Piperine targets SOAT1 to inhibit the progression of esophageal squamous cell carcinoma via ferroptosis.

Abstract

Background: Esophageal squamous cell carcinoma (ESCC) is a major contributor to cancer-associated mortality worldwide. Therefore, there is an urgent need to identify novel therapeutic targets and treatment modalities for this disease. Piperine, a natural alkaloid, has been shown to possess notable anticancer properties. However, the anticancer efficacy of piperine in ESCC and its underlying molecular mechanisms remain unclear.

Purpose: This study aimed to investigate the anticancer effect and molecular mechanism of piperine in ESCC.

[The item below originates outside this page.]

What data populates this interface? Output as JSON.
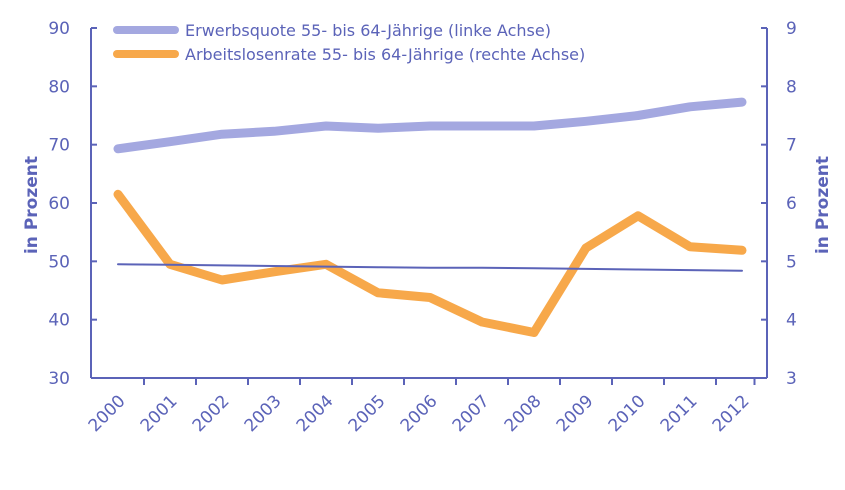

Methods: To evaluate the anticancer potential of piperine against ESCC, a series of experiments was conducted. These included key gene knockdown, CCK-8 assays, colony formation tests, molecular docking studies, bioinformatics analyses, Western blotting, and real-time PCR arrays.

Results: Piperine inhibited cell proliferation, migration, and invasion. Importantly, piperine was identified as a potential Sterol O-acyltransferase 1 (SOAT1) inhibitor. Interestingly, piperine targets SOAT1 to enhance ferroptosis and inhibit cell viability. Furthermore, piperine targets SOAT1 to synergistically enhance the anticancer effects of cisplatin in ESCC. Further data analysis showed that inhibiting SOAT1 increased KLF4-induced ALOX12B expression by decreasing the PI3K-AKT pathway. Finally, in vivo studies demonstrated that the SOAT1 inhibitor piperine hindered tumor growth in mice without altering body weight.

Conclusion: This study is the first to demonstrate that piperine targets SOAT1 to enhance ferroptosis by inhibiting the PI3K-AKT axis and upregulating the expression of KLF4/ALOX12B. This study strongly emphasizes the potential of piperine as a promising clinical therapeutic candidate for ESCC.